John Godfrey Moore (1847-1899) was born in Steuben, Maine, a small town just east of Mount Desert Island, the son of a ship captain. He moved to New York City at 18 and would become was a wildly successful businessman, financier and Wall Street stock market promoter during the Gilded Age. He gained fame by successfully suing the United States government in 1893, to stop the new income tax Act from coming into effect, delaying it by 20 years. Oh how the rich stay rich… He purchased a 2,000-plus acre estate on the Schoodic Peninsula and formed the Gouldsboro Land Improvement Company, which sought to develop the peninsula into a summer colony that would rival Bar Harbor. As part of this, Moore was a huge reason for Winter Harbor separating from Gouldsboro, to lower his and his neighbors’ property taxes. He built a cottage here in 1891 and named it “Far From The Wolf” a cheeky reference to its comfortable distance from Wall Street. He died unexpectedly in 1899. His second wife Louise and daughters Ruth and Faith did not share his aspirations for Winter Harbor, and their visits to the area became less frequent. A large portion of his land on the Schoodic Peninsula became a part of Acadia National Park. His property in Winter Harbor was sold, expanded in 1902, and renamed “Ingleside” by Frank B. Noyes, a publisher and later founder of the Associated Press.

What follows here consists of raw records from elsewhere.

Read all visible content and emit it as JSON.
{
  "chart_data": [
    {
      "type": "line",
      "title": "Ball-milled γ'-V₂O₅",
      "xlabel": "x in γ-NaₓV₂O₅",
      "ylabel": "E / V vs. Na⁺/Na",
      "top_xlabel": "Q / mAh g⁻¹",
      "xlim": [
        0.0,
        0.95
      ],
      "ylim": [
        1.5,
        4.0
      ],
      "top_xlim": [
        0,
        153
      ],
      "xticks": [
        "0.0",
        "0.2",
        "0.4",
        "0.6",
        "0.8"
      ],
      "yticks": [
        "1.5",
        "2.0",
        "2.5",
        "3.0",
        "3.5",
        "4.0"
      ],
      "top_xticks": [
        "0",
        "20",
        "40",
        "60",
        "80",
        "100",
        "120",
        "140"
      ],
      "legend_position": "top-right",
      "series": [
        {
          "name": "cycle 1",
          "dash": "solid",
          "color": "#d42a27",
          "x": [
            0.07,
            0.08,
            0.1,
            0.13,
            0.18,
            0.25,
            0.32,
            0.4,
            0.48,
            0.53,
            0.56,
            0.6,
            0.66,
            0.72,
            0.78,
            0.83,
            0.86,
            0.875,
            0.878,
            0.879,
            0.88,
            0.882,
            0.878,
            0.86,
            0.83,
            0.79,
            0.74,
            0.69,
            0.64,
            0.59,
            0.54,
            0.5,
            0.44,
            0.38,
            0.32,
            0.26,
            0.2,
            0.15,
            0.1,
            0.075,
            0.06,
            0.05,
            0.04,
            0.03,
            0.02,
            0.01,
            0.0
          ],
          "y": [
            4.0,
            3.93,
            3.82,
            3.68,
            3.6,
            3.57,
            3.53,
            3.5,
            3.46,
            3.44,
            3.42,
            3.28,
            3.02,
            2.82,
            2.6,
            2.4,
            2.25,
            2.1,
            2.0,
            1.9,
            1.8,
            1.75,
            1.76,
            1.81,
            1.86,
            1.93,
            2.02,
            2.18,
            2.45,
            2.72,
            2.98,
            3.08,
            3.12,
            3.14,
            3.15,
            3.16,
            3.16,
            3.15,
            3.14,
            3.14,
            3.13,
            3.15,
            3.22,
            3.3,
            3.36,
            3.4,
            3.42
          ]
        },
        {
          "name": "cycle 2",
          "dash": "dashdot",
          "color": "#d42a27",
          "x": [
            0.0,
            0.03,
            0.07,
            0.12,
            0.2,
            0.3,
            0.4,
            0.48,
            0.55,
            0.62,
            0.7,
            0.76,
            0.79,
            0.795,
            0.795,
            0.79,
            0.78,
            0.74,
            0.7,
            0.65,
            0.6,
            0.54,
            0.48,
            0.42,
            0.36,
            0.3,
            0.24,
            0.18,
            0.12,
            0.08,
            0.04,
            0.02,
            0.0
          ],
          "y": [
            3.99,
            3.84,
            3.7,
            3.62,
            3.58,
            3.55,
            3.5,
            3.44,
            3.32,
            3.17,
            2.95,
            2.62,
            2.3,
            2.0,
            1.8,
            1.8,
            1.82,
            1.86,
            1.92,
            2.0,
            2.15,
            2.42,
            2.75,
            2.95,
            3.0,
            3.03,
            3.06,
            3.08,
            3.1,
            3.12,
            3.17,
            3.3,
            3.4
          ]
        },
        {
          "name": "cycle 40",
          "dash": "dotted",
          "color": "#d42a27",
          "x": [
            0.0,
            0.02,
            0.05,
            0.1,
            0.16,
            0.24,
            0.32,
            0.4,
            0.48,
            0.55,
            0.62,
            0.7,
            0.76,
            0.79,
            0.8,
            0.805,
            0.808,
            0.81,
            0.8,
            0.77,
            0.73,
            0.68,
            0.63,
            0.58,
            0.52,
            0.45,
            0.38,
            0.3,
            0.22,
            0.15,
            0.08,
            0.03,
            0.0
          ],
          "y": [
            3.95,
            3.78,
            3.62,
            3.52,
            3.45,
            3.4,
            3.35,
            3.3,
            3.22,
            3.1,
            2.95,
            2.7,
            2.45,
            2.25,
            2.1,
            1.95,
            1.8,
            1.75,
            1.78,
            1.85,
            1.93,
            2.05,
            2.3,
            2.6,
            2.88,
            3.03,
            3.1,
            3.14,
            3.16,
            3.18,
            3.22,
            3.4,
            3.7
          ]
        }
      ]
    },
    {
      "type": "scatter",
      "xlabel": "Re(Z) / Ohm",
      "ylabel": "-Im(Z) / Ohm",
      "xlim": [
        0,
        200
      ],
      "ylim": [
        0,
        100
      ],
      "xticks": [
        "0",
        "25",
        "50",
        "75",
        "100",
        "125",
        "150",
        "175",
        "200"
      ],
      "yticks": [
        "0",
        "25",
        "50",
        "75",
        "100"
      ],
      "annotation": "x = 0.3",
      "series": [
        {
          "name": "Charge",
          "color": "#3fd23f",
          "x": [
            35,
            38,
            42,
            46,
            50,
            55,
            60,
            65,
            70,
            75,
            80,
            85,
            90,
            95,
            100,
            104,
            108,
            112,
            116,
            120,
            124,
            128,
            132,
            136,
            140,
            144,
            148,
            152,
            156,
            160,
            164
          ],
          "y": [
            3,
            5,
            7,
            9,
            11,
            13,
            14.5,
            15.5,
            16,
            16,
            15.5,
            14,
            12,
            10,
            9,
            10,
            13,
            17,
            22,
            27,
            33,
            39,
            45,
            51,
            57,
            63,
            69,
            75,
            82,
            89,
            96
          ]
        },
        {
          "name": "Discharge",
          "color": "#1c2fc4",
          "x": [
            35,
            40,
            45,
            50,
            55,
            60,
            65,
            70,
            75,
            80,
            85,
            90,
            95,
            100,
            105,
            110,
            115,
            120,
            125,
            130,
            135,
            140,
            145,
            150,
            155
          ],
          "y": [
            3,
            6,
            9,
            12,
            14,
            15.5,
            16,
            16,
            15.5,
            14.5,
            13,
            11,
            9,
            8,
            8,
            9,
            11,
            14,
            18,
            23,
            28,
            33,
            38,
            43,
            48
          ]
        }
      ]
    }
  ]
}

The home was for a time operated as an inn, and was recently sold for $1 Million at auction. What a steal!

Samuel P. Tilton Cottage // 1880

One of the most well-designed and least-pretentious summer cottages in Newport is this charming dwelling on a dead end street. The Samuel P. Tilton Cottage was designed in 1880 by the prestigious firm of McKim, Mead & White as an idiosyncratic blending of Queen Anne and Shingle architectural styles. Mr. Tilton was a milliner (maker and seller of women’s hats) with stores in Boston and Paris, France. He had this cottage built to summer close to the nation’s wealthiest, likely marketing some hats at elaborate Gilded Age events. The facade is assertively Queen Anne with its massing and decorative panels, with shingled side elevation seemingly sprouting from the earth. The architectural terminology for these unique decorative panels is “sgraffito” where here, cement or plaster siding is set and adorned with shells, pebbles, colored glass, and pieces of coal into a cartouche design. The house is one of the finest in Newport, and shows that bigger isn’t always better!